Plusieurs États (Australie, Nouvelle-Zélande, Canada) ont exclu Huawei du déploiement de la 5G (cf encadré ci-dessous), mettant parfois en cause des failles sécuritaires voire des soupçons d'espionnage, que le groupe dément catégoriquement.

L'administration américaine de Donald Trump a lancé ces derniers mois une offensive tous azimuts contre la Chine, l'accusant de vol de technologies, de "bellicisme à l'égard de ses voisins", ou encore de développer un "Etat totalitaire à l'intérieur de ses frontières" en bafouant notamment les droits des minorités religieuses. Cette attaque contre Huawei se déroule sur fond de guerre commerciale déclenchée par le président Trump à coups de taxes douanières.

Ces inculpations "n'ont rien à voir avec nos négociations commerciales avec la Chine", a assuré lundi 28 janvier le ministre américain du Commerce Wilbur Ross. Mais il a aussitôt ajouté que son ministère continuerait de travailler avec le reste du gouvernement "pour protéger les intérêts de sécurité nationale".
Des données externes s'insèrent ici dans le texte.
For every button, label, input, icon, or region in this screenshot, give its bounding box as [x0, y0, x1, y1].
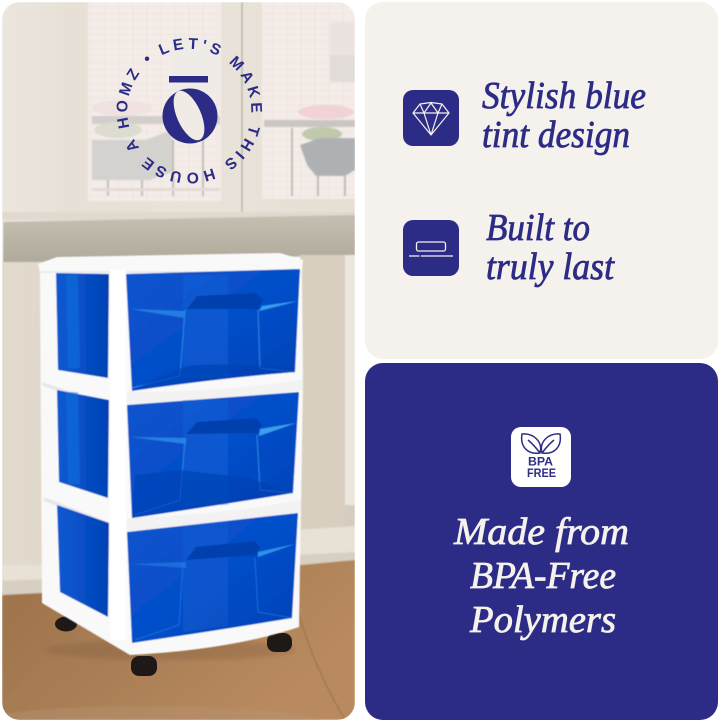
- window ledge: [3, 215, 355, 265]
- side panels: [56, 273, 109, 378]
- heading: made from BPA-free polymers: BPA-Free: [470, 555, 616, 597]
- icon: BPA free badge: FREE: [527, 466, 556, 480]
- heading: stylish blue tint design: Stylish blue: [482, 75, 646, 117]
- baseboard: [4, 526, 355, 580]
- panel: product photo: [2, 2, 355, 720]
- window pane left: [88, 2, 221, 201]
- panel: features: [365, 2, 718, 359]
- icon: durable block: [403, 220, 459, 276]
- shadow: [48, 642, 292, 660]
- wood floor: [2, 560, 355, 720]
- brand logo: [116, 38, 262, 184]
- window pane right: [262, 2, 355, 199]
- heading: built to truly last: truly last: [486, 246, 615, 288]
- panel: BPA free: [365, 363, 718, 720]
- feature: stylish design: [403, 75, 646, 156]
- heading: made from BPA-free polymers: Made from: [453, 511, 629, 553]
- wheels: [55, 616, 292, 676]
- drawer cabinet: [38, 253, 303, 655]
- icon: diamond: [403, 90, 459, 146]
- icon: BPA free badge: [511, 427, 571, 487]
- white frame: [38, 253, 303, 655]
- heading: stylish blue tint design: tint design: [482, 114, 630, 156]
- heading: built to truly last: Built to: [486, 207, 590, 249]
- drawer 2: [127, 392, 299, 518]
- drawer 3: [127, 513, 298, 643]
- icon: BPA free badge: BPA: [528, 454, 553, 468]
- heading: made from BPA-free polymers: Polymers: [469, 599, 616, 641]
- lower wall: [2, 261, 355, 566]
- circular slogan: LET'S MAKE THIS HOUSE A HOMZ •: [116, 38, 262, 184]
- feature: built to last: [403, 207, 615, 288]
- photo background: room: [0, 2, 355, 720]
- drawer 1: [126, 269, 300, 391]
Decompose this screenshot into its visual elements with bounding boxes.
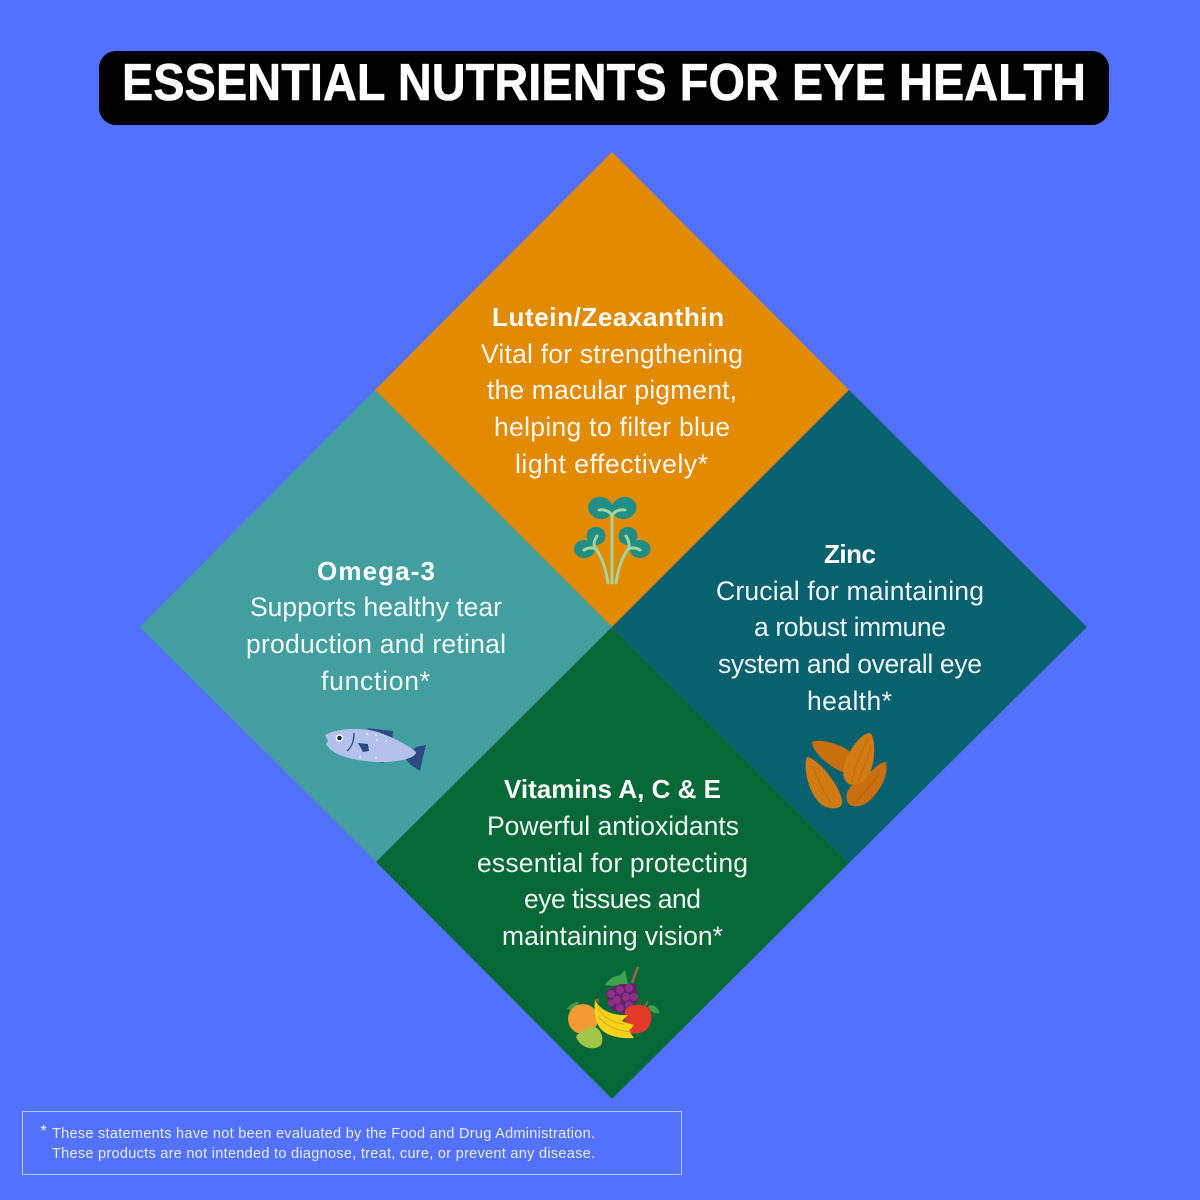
panel: Omega-3 <box>140 390 612 862</box>
heading: Omega-3: Omega-3 <box>317 556 435 586</box>
text block: Omega-3 description: function* <box>321 666 430 696</box>
heading: Lutein/Zeaxanthin: Lutein/Zeaxanthin <box>492 302 724 332</box>
text block: Vitamins description: Powerful antioxidants <box>487 811 739 841</box>
heading: Zinc: Zinc <box>824 539 876 569</box>
text block: Lutein description: light effectively* <box>515 449 708 479</box>
icon: fruit <box>567 967 660 1048</box>
panel: Zinc <box>612 390 1087 863</box>
icon: fish <box>325 728 426 771</box>
text block: Omega-3 description <box>246 592 506 696</box>
text block: Zinc description: system and overall eye <box>718 649 982 679</box>
text block: Zinc description: a robust immune <box>754 612 946 642</box>
text block: Lutein description: Vital for strengthening <box>481 339 743 369</box>
panel: Lutein/Zeaxanthin <box>375 152 849 627</box>
text block: Lutein description <box>481 339 743 479</box>
text block: Vitamins description: essential for protecting <box>477 848 748 878</box>
footnote text: These products are not intended to diagnose, treat, cure, or prevent any disease. <box>52 1146 595 1162</box>
text block: Zinc description <box>716 576 984 716</box>
text block: Lutein description: helping to filter blue <box>494 412 730 442</box>
icon: almonds <box>805 733 887 808</box>
footnote text <box>52 1126 595 1162</box>
text block: Vitamins description: eye tissues and <box>524 884 701 914</box>
text block: Vitamins description: maintaining vision* <box>502 921 723 951</box>
asterisk: * <box>40 1123 47 1140</box>
panel: Vitamins A, C & E <box>376 627 849 1099</box>
heading: Vitamins A, C & E: Vitamins A, C & E <box>504 774 721 804</box>
footnote box <box>22 1112 682 1174</box>
icon: sprout <box>574 494 650 583</box>
title: ESSENTIAL NUTRIENTS FOR EYE HEALTH <box>122 54 1086 112</box>
text block: Zinc description: health* <box>807 686 892 716</box>
text block: Vitamins description <box>477 811 748 951</box>
text block: Zinc description: Crucial for maintaining <box>716 576 984 606</box>
footnote text: These statements have not been evaluated by the Food and Drug Administration. <box>52 1126 595 1142</box>
text block: Omega-3 description: production and retinal <box>246 629 506 659</box>
text block: Omega-3 description: Supports healthy tear <box>250 592 502 622</box>
text block: Lutein description: the macular pigment, <box>487 375 737 405</box>
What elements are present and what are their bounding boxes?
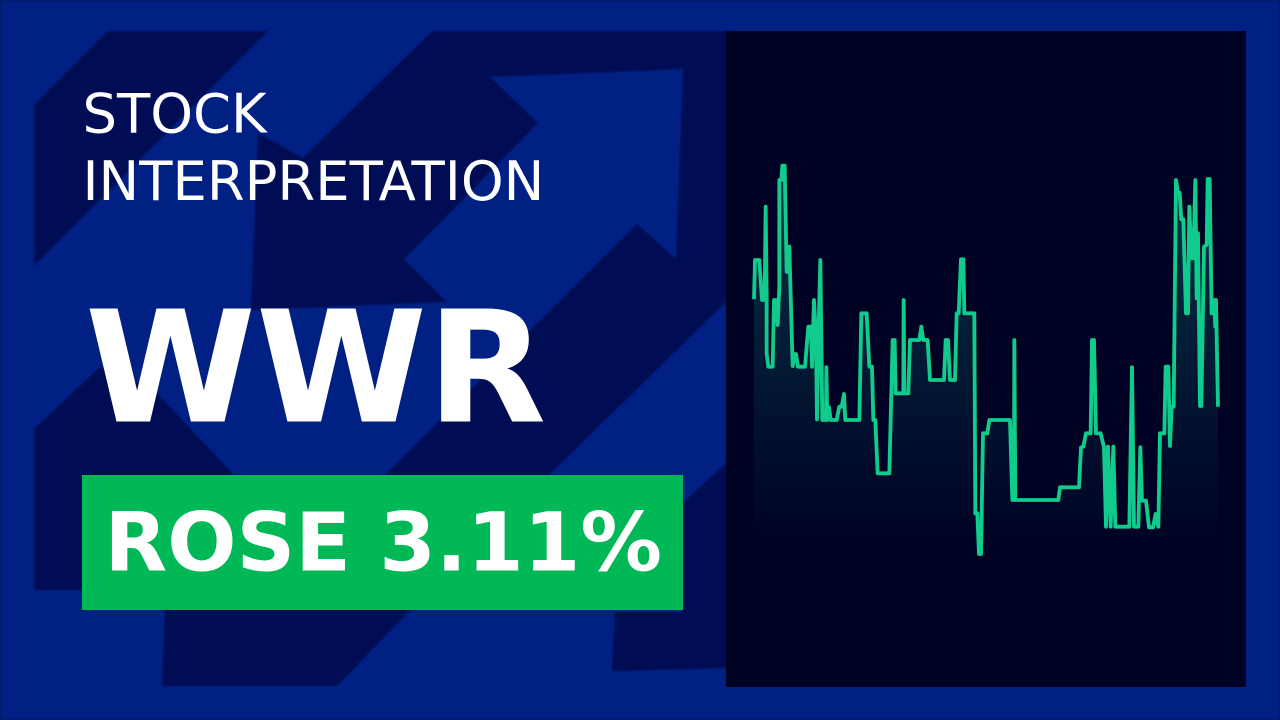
change badge xyxy=(82,475,683,610)
chart panel xyxy=(726,31,1246,687)
title: STOCK xyxy=(82,83,268,146)
area fill xyxy=(754,166,1218,563)
title xyxy=(82,83,544,213)
background arrows xyxy=(34,31,730,686)
title: INTERPRETATION xyxy=(82,150,544,213)
price line xyxy=(754,166,1218,554)
line chart xyxy=(754,166,1218,563)
change badge: ROSE 3.11% xyxy=(104,496,662,590)
ticker: WWR xyxy=(85,278,546,458)
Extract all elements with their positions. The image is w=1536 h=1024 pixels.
exclusion de huawei: un groupe australien renonce à son réseau mobile 5g

L'opérateur de télécommunications TPG annule son projet de créer le quatrième réseau de téléphonie mobile du pays en invoquant l'exclusion du chinois Huawei du déploiement de la 5G dans l'immense île-continent. Le projet n'est plus viable du fait le l'interdiction de 5G infligée à son "principal vendeur d'équipements" Huawei, deuxième fabricant mondial de smartphones et géant planétaire des infrastructures télécoms, a déclaré TPG.

Le groupe chinois est soupçonné de poser un problème de sécurité nationale dans plusieurs pays qui lui ont interdit de bâtir un réseau internet ultrarapide 5G. TPG a ajouté qu'il avait déjà dépensé 100 millions de dollars australiens (62,8 millions d'euros) pour construire un nouveau réseau mobile.